Environmental activists who think man's use of fossil fuels is catastrophically heating the Earth typically present themselves as dispassionate promoters of facts and truth. Yet it is astonishing how often they use deceptive tactics to advance their cause.
Recently, a prominent environmentalist in California admitted using deception to get confidential documents from The Heartland Institute, a free-market organization that challenges dubious claims about "global warming."
"[I]n a serious lapse of my own professional judgment and ethics, I solicited and received ... materials directly from the Heartland Institute under someone else's name," Peter Gleick wrote of the materials that he received and spread.
Gleick said he wants "rational public debate" on climate change. But as Heartland noted after he admitted getting the documents unethically: "Gleick himself was specifically invited to attend a Heartland event to debate global warming just days before [he obtained the documents.] He turned down the invitation."
This isn't the only case that brings global warming activism into question. Repeatedly, a "respected" research facility at Britain's University of East Anglia stonewalled freedom-of-information requests about climate data and sought to silence skeptical scientists.
The Washington Post reported on emails from the university: "An official from the British Met Office, a scientific organization that analyzes the climate, writes to the Climate Research Unit's then-director, Phil Jones: 'Observations do not show rising temperatures throughout the tropical troposphere unless you accept one single study and approach and discount a wealth of others. This is just downright dangerous. We need to communicate the uncertainty and be honest.'"

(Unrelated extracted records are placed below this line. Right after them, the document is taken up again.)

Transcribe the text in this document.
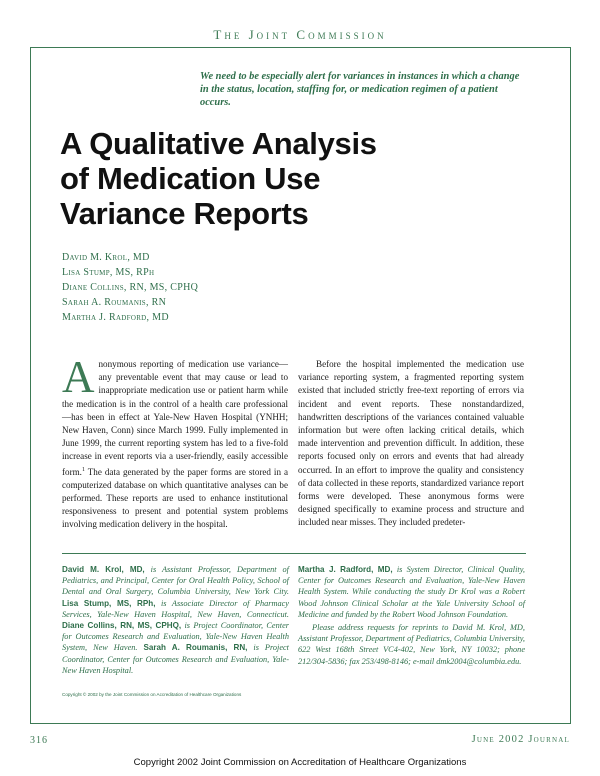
The Joint Commission
We need to be especially alert for variances in instances in which a change in the status, location, staffing for, or medication regimen of a patient occurs.
A Qualitative Analysis
of Medication Use
Variance Reports
David M. Krol, MD
Lisa Stump, MS, RPh
Diane Collins, RN, MS, CPHQ
Sarah A. Roumanis, RN
Martha J. Radford, MD
Anonymous reporting of medication use variance—any preventable event that may cause or lead to inappropriate medication use or patient harm while the medication is in the control of a health care professional—has been in effect at Yale-New Haven Hospital (YNHH; New Haven, Conn) since March 1999. Fully implemented in June 1999, the current reporting system has led to a five-fold increase in event reports via a user-friendly, easily accessible form.$^1$ The data generated by the paper forms are stored in a computerized database on which quantitative analyses can be performed. These reports are used to enhance institutional responsiveness to present and potential system problems involving medication delivery in the hospital.
Before the hospital implemented the medication use variance reporting system, a fragmented reporting system existed that included strictly free-text reporting of errors via incident and event reports. These nonstandardized, handwritten descriptions of the variances contained valuable information but were often lacking critical details, which made intervention and prevention difficult. In addition, these reports focused only on errors and events that had already occurred. In an effort to improve the quality and consistency of data collected in these reports, standardized variance report forms were developed. These anonymous forms were designed specifically to examine process and structure and included near misses. They included predeter-
David M. Krol, MD, is Assistant Professor, Department of Pediatrics, and Principal, Center for Oral Health Policy, School of Dental and Oral Surgery, Columbia University, New York City. Lisa Stump, MS, RPh, is Associate Director of Pharmacy Services, Yale-New Haven Hospital, New Haven, Connecticut. Diane Collins, RN, MS, CPHQ, is Project Coordinator, Center for Outcomes Research and Evaluation, Yale-New Haven Health System, New Haven. Sarah A. Roumanis, RN, is Project Coordinator, Center for Outcomes Research and Evaluation, Yale-New Haven Hospital.
Martha J. Radford, MD, is System Director, Clinical Quality, Center for Outcomes Research and Evaluation, Yale-New Haven Health System. While conducting the study Dr Krol was a Robert Wood Johnson Clinical Scholar at the Yale University School of Medicine and funded by the Robert Wood Johnson Foundation.
Please address requests for reprints to David M. Krol, MD, Assistant Professor, Department of Pediatrics, Columbia University, 622 West 168th Street VC4-402, New York, NY 10032; phone 212/304-5836; fax 253/498-8146; e-mail dmk2004@columbia.edu.
Copyright © 2002 by the Joint Commission on Accreditation of Healthcare Organizations
316	June 2002 Journal
Copyright 2002 Joint Commission on Accreditation of Healthcare Organizations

The official continued, "I also think the science is being manipulated to put a political spin on it which for all our sakes might not be too clever in the long run."
The Associated Press reported that part of the material suggested the scientists' emails "could be deleted to dodge freedom of information requests."

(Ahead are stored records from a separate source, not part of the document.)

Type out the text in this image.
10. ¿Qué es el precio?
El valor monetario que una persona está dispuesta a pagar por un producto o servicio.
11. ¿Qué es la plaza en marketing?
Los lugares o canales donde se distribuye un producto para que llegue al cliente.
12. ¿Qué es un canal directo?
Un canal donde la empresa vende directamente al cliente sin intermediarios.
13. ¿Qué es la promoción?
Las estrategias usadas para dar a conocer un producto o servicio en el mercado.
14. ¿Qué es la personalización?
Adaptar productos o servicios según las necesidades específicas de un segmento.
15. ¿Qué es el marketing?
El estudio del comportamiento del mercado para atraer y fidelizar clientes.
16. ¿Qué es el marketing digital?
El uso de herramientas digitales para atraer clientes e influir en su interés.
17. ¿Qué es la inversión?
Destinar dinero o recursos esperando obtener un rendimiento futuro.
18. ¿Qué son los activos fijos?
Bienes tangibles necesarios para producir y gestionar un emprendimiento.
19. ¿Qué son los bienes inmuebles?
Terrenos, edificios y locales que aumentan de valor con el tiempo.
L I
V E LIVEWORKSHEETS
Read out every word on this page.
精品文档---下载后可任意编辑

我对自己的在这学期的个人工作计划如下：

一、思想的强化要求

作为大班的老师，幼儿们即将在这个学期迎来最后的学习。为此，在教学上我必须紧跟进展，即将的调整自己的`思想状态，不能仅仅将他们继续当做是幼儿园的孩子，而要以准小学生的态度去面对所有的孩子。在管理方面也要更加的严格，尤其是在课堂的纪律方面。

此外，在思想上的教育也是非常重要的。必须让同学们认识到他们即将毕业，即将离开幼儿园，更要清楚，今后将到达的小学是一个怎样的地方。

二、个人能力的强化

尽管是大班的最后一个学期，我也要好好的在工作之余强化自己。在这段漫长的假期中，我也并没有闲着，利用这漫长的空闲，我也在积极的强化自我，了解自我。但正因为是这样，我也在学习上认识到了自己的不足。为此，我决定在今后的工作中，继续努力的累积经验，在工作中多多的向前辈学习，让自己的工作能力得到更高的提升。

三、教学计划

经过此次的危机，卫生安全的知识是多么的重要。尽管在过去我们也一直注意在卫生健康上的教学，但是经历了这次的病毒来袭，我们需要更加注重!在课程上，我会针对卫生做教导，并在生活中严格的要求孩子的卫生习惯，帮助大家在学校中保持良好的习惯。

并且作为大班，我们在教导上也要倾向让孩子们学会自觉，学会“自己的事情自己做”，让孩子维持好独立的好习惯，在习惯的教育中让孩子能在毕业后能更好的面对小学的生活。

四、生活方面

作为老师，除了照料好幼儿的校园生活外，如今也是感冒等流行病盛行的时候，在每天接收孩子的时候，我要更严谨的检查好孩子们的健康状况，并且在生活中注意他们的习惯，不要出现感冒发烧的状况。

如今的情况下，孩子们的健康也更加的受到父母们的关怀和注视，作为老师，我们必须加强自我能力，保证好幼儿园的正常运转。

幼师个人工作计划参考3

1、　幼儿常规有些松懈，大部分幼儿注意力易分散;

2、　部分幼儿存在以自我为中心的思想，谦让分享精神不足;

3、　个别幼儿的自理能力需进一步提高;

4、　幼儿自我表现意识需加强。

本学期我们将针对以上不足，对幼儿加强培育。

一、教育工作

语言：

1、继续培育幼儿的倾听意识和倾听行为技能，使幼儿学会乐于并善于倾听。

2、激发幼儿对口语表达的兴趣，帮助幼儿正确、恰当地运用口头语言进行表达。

Meanwhile, a huge 2007 U.N. climate report was riddled with errors:
• It declared that massive glaciers in the Himalayas may melt away by 2035. It should have said the melt-off is predicted for 300 years from now -- if it happens at all.
• It included claims by advocacy groups, not just impartial scientists.
• It said a certain glacier shrank more than 135 meters per year from 1845 to 1965. The real figure turned out to be less than one-fifth of that.
• The Himalayas have 33,000 square kilometers of glaciers, but the report said the glaciers would shrink 400,000 square kilometers.
There should be "rational debate" on global warming. But we don't always get that from certain activists.